Functional Tests are written to test your entire product’s proper operation (or function). These tests can address your entire product or a major subsystem within a product. They test many objects within the system.
Performance Tests measure how fast your product (or a critical subsystem) can run. Without these tests, you can’t tell whether a code change has improved or degraded your product’s response time (unless you are really good with a stopwatch!).
Load Tests simulate how your product would perform with a large load on it, either from a large number of clients or from a set of power users (or both!). Again, without this type of test, you can’t objectively tell if your code base has been improved or degraded.
Smoke Tests are lightweight tests and must be carefully written to exercise key portions of your product. You would use smoke tests because they run fast but still exercise a relevant portion of your product. The basic idea is to run your product to see if it “smokes,” i.e., fails when you invoke basic functions.
Integration Tests look at how the various pieces of your product lines work together. They can span many products: sometimes your products and sometimes the third-party products you use.

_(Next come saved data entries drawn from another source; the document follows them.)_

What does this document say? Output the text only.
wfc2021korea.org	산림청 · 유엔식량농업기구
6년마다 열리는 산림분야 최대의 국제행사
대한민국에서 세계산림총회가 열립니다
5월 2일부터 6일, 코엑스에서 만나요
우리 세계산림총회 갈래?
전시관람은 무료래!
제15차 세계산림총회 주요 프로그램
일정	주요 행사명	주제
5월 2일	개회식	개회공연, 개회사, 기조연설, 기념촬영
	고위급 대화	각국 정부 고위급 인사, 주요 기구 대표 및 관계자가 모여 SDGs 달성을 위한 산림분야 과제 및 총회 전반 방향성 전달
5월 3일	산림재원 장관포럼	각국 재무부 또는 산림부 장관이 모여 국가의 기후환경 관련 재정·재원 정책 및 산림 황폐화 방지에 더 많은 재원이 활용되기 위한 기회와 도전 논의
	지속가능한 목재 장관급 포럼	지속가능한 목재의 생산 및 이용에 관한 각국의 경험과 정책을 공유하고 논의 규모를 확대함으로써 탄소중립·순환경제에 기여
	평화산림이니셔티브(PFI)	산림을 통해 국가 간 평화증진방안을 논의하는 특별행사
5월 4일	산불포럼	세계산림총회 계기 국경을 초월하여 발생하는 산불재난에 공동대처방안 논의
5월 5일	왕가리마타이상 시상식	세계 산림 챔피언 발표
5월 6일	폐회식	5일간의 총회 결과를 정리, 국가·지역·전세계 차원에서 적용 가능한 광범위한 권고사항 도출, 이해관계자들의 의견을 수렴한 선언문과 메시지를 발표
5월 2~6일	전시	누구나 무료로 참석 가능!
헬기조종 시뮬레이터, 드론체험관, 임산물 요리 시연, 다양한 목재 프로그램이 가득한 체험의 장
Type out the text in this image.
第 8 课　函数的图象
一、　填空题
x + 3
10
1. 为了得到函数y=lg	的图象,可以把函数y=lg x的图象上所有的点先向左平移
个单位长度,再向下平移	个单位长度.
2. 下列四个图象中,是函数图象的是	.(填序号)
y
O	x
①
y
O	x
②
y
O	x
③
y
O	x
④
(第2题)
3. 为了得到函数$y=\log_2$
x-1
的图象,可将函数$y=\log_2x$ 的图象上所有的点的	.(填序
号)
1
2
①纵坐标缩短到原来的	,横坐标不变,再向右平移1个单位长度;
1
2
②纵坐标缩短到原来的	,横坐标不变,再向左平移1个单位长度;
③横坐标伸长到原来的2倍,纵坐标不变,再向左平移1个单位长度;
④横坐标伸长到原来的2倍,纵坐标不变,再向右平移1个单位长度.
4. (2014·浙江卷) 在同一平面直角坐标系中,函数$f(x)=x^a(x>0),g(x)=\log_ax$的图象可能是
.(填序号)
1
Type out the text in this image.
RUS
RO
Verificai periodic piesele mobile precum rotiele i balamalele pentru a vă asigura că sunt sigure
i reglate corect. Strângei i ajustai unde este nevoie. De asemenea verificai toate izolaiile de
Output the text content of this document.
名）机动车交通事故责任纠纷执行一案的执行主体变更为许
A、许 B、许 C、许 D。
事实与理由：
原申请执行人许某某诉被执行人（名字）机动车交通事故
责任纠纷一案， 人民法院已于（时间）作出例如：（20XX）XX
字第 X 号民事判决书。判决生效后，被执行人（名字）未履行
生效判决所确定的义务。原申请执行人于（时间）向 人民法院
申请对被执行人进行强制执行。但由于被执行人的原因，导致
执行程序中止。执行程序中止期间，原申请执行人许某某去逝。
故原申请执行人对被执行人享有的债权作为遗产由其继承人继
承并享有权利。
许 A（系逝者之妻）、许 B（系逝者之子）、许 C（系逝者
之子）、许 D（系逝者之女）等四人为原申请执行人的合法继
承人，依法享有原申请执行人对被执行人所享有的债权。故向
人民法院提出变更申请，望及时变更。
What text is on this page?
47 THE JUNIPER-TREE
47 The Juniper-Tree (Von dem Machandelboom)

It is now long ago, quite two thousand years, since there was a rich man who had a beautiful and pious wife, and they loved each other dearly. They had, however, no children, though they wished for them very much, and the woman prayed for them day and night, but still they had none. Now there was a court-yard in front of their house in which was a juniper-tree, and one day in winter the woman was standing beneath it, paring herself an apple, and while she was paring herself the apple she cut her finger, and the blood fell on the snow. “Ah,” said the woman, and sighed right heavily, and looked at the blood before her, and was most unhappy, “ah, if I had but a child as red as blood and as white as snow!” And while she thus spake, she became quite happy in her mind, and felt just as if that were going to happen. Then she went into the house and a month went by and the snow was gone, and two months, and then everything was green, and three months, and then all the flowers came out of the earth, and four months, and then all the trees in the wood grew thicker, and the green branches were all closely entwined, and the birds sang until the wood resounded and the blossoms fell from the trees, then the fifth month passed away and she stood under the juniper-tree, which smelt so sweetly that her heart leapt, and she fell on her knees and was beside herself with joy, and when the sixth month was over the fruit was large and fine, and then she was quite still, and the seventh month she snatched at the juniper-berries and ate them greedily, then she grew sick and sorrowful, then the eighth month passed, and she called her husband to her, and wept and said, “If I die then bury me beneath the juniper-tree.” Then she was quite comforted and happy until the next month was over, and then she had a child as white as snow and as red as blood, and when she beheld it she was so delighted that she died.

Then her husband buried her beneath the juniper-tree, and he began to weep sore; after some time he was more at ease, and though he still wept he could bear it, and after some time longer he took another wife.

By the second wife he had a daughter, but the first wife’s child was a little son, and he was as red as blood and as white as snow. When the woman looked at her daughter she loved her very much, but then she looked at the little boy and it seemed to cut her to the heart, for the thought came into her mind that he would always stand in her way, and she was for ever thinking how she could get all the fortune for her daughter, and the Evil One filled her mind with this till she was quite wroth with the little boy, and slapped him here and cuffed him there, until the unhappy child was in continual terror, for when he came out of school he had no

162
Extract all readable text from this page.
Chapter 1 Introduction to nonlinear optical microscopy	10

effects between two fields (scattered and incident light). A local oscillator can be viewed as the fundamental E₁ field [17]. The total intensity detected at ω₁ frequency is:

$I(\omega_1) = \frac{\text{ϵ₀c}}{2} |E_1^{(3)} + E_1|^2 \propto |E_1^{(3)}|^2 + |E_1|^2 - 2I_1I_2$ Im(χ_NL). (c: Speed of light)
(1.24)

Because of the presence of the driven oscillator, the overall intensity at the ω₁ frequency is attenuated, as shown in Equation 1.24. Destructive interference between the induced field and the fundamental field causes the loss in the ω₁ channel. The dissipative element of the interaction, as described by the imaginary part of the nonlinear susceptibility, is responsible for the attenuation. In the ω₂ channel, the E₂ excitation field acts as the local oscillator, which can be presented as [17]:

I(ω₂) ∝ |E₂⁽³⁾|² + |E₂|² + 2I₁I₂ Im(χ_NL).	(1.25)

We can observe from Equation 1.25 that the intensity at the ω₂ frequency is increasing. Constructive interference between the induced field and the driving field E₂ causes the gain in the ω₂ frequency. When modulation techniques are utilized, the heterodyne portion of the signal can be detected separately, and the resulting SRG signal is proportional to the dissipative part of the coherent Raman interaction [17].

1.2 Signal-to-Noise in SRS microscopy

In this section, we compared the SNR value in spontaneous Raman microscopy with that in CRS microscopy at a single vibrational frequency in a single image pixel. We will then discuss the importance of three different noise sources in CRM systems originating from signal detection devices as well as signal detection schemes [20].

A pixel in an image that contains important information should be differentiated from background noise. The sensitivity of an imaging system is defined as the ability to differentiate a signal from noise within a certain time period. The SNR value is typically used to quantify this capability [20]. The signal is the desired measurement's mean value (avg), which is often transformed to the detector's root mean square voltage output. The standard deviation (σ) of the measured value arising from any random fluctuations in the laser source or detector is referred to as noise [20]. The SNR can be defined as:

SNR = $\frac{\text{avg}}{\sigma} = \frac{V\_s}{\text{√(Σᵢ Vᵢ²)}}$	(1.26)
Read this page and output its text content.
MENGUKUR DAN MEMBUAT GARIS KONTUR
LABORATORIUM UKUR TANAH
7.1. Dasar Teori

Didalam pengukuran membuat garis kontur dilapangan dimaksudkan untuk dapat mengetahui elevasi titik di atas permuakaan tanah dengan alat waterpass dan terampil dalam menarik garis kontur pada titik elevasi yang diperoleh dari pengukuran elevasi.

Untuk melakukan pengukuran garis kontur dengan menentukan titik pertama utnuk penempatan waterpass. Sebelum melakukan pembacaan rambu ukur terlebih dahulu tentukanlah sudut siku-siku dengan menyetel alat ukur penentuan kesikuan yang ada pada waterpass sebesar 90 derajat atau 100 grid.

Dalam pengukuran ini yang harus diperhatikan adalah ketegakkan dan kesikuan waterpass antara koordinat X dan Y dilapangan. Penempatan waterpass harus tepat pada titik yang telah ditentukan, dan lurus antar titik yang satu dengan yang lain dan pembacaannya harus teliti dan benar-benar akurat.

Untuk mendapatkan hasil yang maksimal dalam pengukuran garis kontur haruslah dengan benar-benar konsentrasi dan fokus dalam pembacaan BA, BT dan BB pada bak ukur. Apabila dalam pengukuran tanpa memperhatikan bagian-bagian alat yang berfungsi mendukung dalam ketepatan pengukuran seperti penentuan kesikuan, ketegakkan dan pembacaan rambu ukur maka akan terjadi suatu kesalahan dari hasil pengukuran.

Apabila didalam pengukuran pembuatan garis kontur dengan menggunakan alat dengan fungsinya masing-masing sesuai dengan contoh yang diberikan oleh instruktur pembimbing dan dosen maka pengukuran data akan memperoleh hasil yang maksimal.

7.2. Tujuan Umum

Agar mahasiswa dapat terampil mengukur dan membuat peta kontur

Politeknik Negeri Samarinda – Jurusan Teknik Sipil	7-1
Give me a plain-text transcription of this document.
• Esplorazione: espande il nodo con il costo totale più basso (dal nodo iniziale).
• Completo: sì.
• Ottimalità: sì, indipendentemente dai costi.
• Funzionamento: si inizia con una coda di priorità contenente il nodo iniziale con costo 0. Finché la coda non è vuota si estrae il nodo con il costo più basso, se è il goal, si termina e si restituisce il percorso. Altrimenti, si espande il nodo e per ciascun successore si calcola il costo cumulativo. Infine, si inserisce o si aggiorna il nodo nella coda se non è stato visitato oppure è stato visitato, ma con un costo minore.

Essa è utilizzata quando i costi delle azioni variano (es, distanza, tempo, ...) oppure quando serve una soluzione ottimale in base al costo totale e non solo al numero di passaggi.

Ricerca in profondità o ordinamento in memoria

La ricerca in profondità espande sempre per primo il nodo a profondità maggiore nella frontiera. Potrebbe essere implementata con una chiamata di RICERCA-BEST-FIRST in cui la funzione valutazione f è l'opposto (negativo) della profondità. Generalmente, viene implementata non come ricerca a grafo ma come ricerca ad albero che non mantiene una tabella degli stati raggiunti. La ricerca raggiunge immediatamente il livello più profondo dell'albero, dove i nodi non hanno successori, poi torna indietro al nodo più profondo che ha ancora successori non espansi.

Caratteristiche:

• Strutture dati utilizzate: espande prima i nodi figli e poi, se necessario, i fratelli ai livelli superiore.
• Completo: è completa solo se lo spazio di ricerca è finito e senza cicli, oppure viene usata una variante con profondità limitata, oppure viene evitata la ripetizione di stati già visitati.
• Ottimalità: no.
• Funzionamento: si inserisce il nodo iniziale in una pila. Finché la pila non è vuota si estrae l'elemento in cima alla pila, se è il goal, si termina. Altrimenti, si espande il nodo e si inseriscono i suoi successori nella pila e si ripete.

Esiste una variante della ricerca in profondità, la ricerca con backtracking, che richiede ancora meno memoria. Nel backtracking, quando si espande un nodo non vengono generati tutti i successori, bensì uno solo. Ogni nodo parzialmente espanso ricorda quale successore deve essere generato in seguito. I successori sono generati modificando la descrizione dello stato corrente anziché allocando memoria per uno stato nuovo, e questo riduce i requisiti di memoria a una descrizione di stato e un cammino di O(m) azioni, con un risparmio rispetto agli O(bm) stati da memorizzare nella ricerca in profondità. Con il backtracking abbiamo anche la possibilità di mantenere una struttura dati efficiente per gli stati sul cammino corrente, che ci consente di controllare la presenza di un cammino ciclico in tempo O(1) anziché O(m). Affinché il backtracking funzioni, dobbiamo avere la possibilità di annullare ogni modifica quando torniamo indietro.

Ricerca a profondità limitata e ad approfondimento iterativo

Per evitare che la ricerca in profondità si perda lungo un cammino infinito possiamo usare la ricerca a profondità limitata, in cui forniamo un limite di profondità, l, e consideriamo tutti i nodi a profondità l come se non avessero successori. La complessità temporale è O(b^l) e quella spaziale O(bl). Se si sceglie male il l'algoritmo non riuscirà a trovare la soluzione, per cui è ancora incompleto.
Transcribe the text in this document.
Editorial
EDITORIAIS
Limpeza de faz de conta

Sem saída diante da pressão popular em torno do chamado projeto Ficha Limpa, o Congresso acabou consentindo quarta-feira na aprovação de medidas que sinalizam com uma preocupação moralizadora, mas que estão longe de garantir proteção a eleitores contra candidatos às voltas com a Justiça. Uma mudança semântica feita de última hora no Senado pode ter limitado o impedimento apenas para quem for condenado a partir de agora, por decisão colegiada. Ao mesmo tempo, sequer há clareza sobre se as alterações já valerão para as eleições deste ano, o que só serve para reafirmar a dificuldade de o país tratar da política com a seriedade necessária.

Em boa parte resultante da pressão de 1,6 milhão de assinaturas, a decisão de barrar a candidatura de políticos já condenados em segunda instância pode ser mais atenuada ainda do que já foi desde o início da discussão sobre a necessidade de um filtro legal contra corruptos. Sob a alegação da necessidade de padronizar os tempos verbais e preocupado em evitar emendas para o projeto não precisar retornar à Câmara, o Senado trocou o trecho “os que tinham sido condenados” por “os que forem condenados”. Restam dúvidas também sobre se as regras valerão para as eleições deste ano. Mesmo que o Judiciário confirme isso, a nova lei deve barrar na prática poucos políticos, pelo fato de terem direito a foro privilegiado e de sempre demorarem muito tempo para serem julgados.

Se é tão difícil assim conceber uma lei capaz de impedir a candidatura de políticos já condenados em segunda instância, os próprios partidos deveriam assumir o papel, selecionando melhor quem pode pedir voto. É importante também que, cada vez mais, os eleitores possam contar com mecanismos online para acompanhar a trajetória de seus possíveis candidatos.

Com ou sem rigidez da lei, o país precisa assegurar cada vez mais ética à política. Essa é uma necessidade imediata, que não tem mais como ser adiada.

Mock Client Testing is used to create tests from your client’s point of view. A mock client test tries to reproduce common usage scenarios for your product, ensuring that the product meets minimum functional specifications. This type of testing can be very effective for getting essential testing coverage in place to cover the most commonly used code paths.
How Do I Get Started?
- select a testing tool or toolkit
- start adding tests to problem areas
- ensure your tests are being run as part of the build system
- are your tests effective? Are you catching bugs?
- What are your code coverage numbers? Are they increasing over time?
- is your product testable?
- do your tests tell you whether they pass or fail?
- does everyone in the shop have the ability to add tests?